Câhiliye devrinin sonları ile İslâm'ın doğuşu sırasından günümüze intikal eden her hangi bir yazılı vesîkaya hâlen sâhip değiliz. Halbuki tarihî kaynaklarda okuma-yazma bilen bâzı sîmâlâr hakkında sarîh kayıtlar vardır. Meselâ, İbnü'n- Nedîm'in bildirdiğine göre, el-Me'mûn'un kütüphânesinde Hz. Peygamber'in ceddi Abdül-müttalip b.Hâşim'in hattıyla bir vesika mevcuttu. Mekke'nin ticâret merkezi oluşu, Mekkeliler arasında yalnız Şimâlî Arap yazısını değil, sayıları az da olsa, Yemen'de kullanılan müsnedi bilenlerin bulunmasını da gerektiriyordu. El-Belâzurî, bu devrede okuma ve yazma bilen 17'si erkek ve 7'si kadın 24 kişinin isimlerini verir. Buna mükâbil Yesrib'de Evs ve Hazrec kabîleleri arasında yazı daha az yaygındı. Burada "bir yahudî" çocuklara okuma yazma öğretiyordu.

İslâmiyetten önce, Araplar arasında yazı her hâlde sanıldığından çok kullanılıyordu.
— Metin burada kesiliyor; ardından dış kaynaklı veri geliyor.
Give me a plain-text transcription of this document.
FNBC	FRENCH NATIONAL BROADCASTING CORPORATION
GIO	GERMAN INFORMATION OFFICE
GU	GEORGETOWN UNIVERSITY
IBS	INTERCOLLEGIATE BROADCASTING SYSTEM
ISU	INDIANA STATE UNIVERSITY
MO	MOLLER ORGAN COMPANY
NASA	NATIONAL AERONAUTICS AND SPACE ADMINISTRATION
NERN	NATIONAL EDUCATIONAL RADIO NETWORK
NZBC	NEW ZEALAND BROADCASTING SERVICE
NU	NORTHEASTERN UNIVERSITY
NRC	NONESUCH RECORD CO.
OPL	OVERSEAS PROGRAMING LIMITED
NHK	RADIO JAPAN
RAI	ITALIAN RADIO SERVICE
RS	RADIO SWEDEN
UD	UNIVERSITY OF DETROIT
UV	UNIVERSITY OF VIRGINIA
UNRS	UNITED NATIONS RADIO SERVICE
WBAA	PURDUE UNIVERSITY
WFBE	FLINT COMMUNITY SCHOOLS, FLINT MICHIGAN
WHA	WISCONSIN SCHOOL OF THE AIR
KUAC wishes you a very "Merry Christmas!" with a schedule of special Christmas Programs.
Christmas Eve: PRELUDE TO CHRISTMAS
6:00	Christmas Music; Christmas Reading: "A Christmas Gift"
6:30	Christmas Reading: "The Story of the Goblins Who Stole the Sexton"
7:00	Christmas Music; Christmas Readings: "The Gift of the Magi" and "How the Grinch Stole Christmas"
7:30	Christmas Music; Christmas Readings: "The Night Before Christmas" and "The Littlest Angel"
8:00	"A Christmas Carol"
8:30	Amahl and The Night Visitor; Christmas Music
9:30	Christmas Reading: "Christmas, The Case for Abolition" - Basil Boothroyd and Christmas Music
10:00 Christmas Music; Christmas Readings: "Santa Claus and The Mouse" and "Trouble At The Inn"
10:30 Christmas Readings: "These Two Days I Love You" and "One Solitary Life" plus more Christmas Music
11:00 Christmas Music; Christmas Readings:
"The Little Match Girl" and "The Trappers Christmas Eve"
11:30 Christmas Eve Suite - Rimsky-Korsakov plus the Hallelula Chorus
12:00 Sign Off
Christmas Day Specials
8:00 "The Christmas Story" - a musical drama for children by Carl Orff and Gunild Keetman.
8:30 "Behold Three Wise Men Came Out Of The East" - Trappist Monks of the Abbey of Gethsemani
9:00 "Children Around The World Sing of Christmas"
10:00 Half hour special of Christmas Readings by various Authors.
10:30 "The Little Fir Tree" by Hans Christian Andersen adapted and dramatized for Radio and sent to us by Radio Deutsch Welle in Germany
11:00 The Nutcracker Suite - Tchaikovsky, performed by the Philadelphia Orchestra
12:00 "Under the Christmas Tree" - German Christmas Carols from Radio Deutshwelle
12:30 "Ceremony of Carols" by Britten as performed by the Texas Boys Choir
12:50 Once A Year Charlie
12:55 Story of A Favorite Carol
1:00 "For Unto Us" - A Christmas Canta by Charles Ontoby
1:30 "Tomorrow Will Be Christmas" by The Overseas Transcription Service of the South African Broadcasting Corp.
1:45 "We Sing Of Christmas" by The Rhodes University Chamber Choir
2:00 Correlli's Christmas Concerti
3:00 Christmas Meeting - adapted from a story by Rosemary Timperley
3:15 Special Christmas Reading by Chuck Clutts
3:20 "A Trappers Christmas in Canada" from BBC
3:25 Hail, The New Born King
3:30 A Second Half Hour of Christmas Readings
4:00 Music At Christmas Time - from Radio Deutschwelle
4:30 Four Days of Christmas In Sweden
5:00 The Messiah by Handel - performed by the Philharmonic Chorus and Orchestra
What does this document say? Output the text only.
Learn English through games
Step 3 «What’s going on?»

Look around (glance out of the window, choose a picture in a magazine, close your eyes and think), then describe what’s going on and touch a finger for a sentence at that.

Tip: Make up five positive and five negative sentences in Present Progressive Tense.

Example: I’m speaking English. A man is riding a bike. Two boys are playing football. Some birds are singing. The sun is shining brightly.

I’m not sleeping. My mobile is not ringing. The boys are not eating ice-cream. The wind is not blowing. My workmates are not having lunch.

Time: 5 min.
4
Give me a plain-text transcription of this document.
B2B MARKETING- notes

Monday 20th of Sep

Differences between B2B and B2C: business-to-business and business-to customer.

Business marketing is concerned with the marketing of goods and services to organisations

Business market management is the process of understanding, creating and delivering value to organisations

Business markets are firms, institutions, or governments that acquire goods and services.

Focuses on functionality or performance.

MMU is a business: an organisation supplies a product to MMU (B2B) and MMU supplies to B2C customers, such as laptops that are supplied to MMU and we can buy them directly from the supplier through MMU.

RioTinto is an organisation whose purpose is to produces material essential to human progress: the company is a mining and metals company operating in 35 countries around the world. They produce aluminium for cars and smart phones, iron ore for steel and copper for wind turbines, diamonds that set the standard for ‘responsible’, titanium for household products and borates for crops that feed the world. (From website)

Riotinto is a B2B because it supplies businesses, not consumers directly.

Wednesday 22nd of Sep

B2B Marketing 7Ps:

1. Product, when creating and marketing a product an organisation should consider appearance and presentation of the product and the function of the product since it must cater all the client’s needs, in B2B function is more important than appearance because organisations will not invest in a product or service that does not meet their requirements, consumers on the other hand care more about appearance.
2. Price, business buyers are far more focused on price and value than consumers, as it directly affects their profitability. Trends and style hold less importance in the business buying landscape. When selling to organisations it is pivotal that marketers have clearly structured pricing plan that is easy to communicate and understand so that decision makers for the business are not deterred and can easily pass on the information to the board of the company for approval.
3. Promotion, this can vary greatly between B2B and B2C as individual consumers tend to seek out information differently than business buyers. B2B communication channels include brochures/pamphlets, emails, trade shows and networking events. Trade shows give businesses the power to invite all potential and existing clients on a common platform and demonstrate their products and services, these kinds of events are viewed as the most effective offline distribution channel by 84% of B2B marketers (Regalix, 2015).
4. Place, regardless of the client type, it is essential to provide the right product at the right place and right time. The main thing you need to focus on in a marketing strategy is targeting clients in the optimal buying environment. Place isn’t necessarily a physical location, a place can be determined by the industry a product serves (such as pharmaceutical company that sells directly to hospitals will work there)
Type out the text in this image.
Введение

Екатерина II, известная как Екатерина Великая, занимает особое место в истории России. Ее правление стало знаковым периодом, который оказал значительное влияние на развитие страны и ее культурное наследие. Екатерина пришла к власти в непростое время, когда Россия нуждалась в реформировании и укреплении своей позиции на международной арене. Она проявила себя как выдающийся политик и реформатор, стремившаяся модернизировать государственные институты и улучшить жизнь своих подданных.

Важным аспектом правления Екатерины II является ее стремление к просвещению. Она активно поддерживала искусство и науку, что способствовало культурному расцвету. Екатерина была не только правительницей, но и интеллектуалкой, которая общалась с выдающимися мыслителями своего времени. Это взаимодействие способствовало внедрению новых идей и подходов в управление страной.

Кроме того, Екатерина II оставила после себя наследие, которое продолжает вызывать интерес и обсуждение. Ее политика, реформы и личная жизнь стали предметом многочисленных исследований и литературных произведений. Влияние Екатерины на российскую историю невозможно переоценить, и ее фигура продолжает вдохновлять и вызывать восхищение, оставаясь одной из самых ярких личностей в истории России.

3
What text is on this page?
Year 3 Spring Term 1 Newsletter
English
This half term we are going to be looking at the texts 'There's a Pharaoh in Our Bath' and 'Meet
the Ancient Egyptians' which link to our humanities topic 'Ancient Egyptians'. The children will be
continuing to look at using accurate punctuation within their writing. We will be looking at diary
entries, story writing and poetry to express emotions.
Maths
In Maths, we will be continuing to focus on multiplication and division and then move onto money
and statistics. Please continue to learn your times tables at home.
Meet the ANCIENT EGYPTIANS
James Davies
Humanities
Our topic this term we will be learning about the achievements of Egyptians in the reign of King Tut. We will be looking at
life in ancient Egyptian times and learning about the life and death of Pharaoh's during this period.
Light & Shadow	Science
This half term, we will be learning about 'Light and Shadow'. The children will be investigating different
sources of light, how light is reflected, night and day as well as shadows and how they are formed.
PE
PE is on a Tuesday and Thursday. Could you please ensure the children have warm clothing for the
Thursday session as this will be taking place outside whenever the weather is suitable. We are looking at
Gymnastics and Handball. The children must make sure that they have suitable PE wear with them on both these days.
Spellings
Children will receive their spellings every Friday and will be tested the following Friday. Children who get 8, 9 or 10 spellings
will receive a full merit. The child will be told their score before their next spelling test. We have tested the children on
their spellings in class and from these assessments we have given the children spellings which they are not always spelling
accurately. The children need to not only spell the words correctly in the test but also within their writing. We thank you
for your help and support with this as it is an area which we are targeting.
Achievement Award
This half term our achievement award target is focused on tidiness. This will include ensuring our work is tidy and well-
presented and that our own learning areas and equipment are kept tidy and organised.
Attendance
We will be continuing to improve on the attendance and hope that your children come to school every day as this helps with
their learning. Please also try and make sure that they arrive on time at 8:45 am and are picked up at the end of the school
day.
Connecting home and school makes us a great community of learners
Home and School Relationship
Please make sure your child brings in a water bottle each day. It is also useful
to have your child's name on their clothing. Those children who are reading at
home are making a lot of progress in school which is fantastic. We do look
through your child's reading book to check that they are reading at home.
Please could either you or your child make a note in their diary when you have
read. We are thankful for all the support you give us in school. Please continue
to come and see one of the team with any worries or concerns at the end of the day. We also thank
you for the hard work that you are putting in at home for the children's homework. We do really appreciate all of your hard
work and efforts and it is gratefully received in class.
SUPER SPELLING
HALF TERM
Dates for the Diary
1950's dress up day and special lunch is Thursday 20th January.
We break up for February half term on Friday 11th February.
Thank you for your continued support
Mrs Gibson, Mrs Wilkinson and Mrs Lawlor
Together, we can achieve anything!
Nitekim bu devirde Mûsevîlerin ve Hristıyanların elinde İbrânî ve Süryanî dillerinde müdevven kitaplar bulunuyordu. Hattâ bu arada bâzı Arapça metinlerin bulunduğu da düşünülebilir. Bu dîni ve hikemî metinlerin dışında, ticâri hesapların, ancak vereceklerin yazıldığı vesîkalar, köle mülkiyeti senedleri, şahıslar ve kabîleler arasında yapılan andlaşmalara, emânlara dâir vesîkalar, unutulmaması gereken hâdiselerin tesbit edildiği vesîkalar ve mühim vesîleler için yazılmış mektuplar v.s. vardı.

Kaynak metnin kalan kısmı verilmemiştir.